CORPORATE LAW WEEK 7: PRE-INCORPORATION MATTERS (PROMOTERS AND PRE-INCORPORATION CONTRACTS)
:: PROMOTERS: A promoter is one who takes part in forming a company. provided that a person acting in professional capacity (like lawyer engaged to do the documentations) would not be deemed to be a promoter-Garba v Sheba Int. (Nig) Ltd, Twycross v Grant. Section 61 CAMA.
:: NATURE AND RELEVANCE OF PROMOTION ACTIVITIES: fiduciary. Relevance is to float the company.
:: DUTIES AND LIABILITIES OF A PROMOTER:
Duties: Duty to account for money received during promotion: Duty to return secret profits (they may keep it after telling the company). Duty to disclose all property and information gotten for the company; duty to reveal conflicting interest and to ensure the company is not exposed to loss or they will be personally liable Garba v Sheba Ltd.
Liabilities: the company may institute an action for the promoter to render account of money and property received during promotion, and to return secret profits. The company may claim damages for exploitation of confidential information and fraudulent misrepresentation; it can refuse to ratify pre-incorporation contracts showing conflict of interest Section 62 CAMA. As once ratified (by general meeting after disclosure of relevant facts by promoter), it may be estopped from going back but rather should sue promoter for damages. There is no time limit to sue a promoter. a promoter who committed an offence while breaching his fiduciary duty shall be suspended from being director or manager of any other company for 10 years maximum Section 254 CAMA.
:: REMUNERATION OF PROMOTER.
Not automatic unless: – Authorised by Articles; – Mandated in Pre-incorporation contract; – Fees/agreement to be paid by the person instructing promoter to form the company; – Receives commission on sales (if he is not a lawyer, R.7 RPC).
Promoter may also; resell the property; be given the option to subscribe to the company’s shares; etc.
:: TYPES OF PRE-INCORPORATION CONTRACTS.
– Joint Venture Agreement.
– Memorandum of Understanding.
– Shareholder’s Agreement.
– Promoter’s/Directors Service Contracts.
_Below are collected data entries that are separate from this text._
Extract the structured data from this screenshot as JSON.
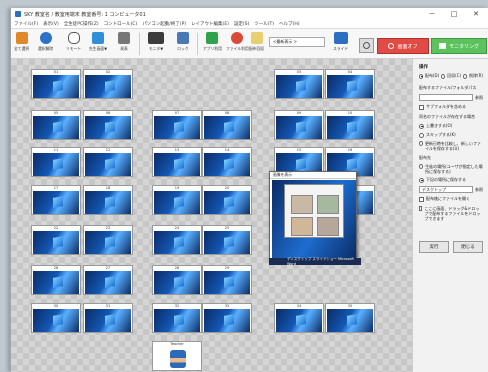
{
  "window": {
    "title": "SKY 教室名 / 教室用端末 教室番号: 1 コンピュータ01",
    "controls": [
      "－",
      "□",
      "✕"
    ]
  },
  "menu": [
    "ファイル(F)",
    "表示(V)",
    "全生徒PC操作(Z)",
    "コントロール(C)",
    "パソコン起動/終了(P)",
    "レイアウト編集(E)",
    "設定(S)",
    "ツール(T)",
    "ヘルプ(H)"
  ],
  "toolbar": {
    "buttons": [
      {
        "label": "全て選択",
        "color": "#e0892a"
      },
      {
        "label": "選択解除",
        "color": "#2a73c9"
      },
      {
        "label": "リモート",
        "color": "#3a3a3a"
      },
      {
        "label": "先生画面▼",
        "color": "#2f8fd8"
      },
      {
        "label": "発表",
        "color": "#777777"
      },
      {
        "label": "モニタ▼",
        "color": "#3b3b3b"
      },
      {
        "label": "ロック",
        "color": "#4a78b5"
      },
      {
        "label": "アプリ利用",
        "color": "#31a24c"
      },
      {
        "label": "ファイル利用",
        "color": "#d84a3a"
      },
      {
        "label": "配布回収",
        "color": "#e8d070"
      }
    ],
    "dropdown": "<最新表示 >",
    "slide_label": "スライド",
    "screen_off_label": "画面オフ",
    "monitoring_label": "モニタリング"
  },
  "pcs": [
    {
      "name": "01"
    },
    {
      "name": "02"
    },
    {
      "name": "03"
    },
    {
      "name": "04"
    },
    {
      "name": "05"
    },
    {
      "name": "06"
    },
    {
      "name": "07"
    },
    {
      "name": "08"
    },
    {
      "name": "09"
    },
    {
      "name": "10"
    },
    {
      "name": "11"
    },
    {
      "name": "12"
    },
    {
      "name": "13"
    },
    {
      "name": "14"
    },
    {
      "name": "15"
    },
    {
      "name": "16"
    },
    {
      "name": "17"
    },
    {
      "name": "18"
    },
    {
      "name": "19"
    },
    {
      "name": "20"
    },
    {
      "name": "21"
    },
    {
      "name": "22"
    },
    {
      "name": "23"
    },
    {
      "name": "24"
    },
    {
      "name": "25"
    },
    {
      "name": "26"
    },
    {
      "name": "27"
    },
    {
      "name": "28"
    },
    {
      "name": "29"
    },
    {
      "name": "30"
    },
    {
      "name": "31"
    },
    {
      "name": "32"
    },
    {
      "name": "33"
    },
    {
      "name": "34"
    },
    {
      "name": "35"
    },
    {
      "name": "36"
    },
    {
      "name": "37"
    },
    {
      "name": "38"
    },
    {
      "name": "39"
    },
    {
      "name": "40"
    },
    {
      "name": "41"
    },
    {
      "name": "42"
    },
    {
      "name": "43"
    },
    {
      "name": "44"
    },
    {
      "name": "45"
    },
    {
      "name": "46"
    },
    {
      "name": "47"
    },
    {
      "name": "48"
    },
    {
      "name": "49"
    },
    {
      "name": "50"
    },
    {
      "name": "51"
    },
    {
      "name": "52"
    },
    {
      "name": "53"
    },
    {
      "name": "Teacher"
    }
  ],
  "panel": {
    "operation_title": "操作",
    "op_distribute": "配布(D)",
    "op_collect": "回収(C)",
    "op_delete": "削除(R)",
    "source_label": "配布するファイル/フォルダパス",
    "browse": "参照",
    "include_subfolders": "サブフォルダを含める",
    "same_name_label": "同名のファイルが存在する場合",
    "overwrite": "上書きする(O)",
    "skip": "スキップする(K)",
    "rename": "更新日時を比較し、新しいファイルを保存する(U)",
    "dest_label": "配布先",
    "dest_user": "生徒の場所(ユーザが指定した場所に保存する)",
    "dest_fixed": "下記の場所に保存する",
    "dest_value": "デスクトップ",
    "open_after": "配布後にファイルを開く",
    "drag_note": "ここに画面、ドラッグ&ドロップで配布するファイルをドロップできます",
    "run": "実行",
    "close": "閉じる"
  },
  "dialog": {
    "title": "画像を表示",
    "taskbar_text": "ディスクトップ  スライドショー  Microsoft Word"
  }
}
– Payment of Promoters Expenses.
– Formation Agreement.
– Takeover agreement.
– Appointment of first Directors by Subscribers?.
:: FEATURE OF PRE-INCORPORATION CONTRACTS.
A pre-incorporation contract is not binding upon the company unless it ratifies it upon incorporation through its members in general meeting and after the promoter has disclosed relevant facts to them.
Until ratification, the promoter(s) is personally liable on the contract. Section 72 CAMA Garba v Sheba International (Nig) Ltd.
:: LEGAL RELATIONSHIP OF A PROMOTER WITH THE COMPANY.
He is not an agent or trustee but rather; he is a fiduciary.
Note that the State High Court presides over pre-incorporation matters.
:: RELATIONSHIP BETWEEN MEMORANDUM & ARTICLES WITH PRE-INCORPORATION CONTRACT: Edokpolor Ltd v Sem-Edo Wire Industries (1984) NSCC 553; (1984) 7 S.C. 119. The MEMO prevails over the ARTICLE which in turn prevails over a pre-incorporation contract although pre-incorporation contracts can be inserted in the company’s object clause in Memo to show a strong desire (rather than bindingness) that the company should after incorporation execute/ratify the agreement so included.
:: ETHICAL ISSUES INVOLVED.
 This is risky because the ‘company’ does not yet exist in the eyes of the law
 At Common law, there could not be ratification at all since the company was a non-entity during the time of contracting-Kelner v Baxter (1878) 8 Ch.D3 88, Newborn v Sensolid  1 Q.B. 45, Societe Generale Bank v Societe Generale Favouriser etc.  3 NWLR (Parrt 384) 497.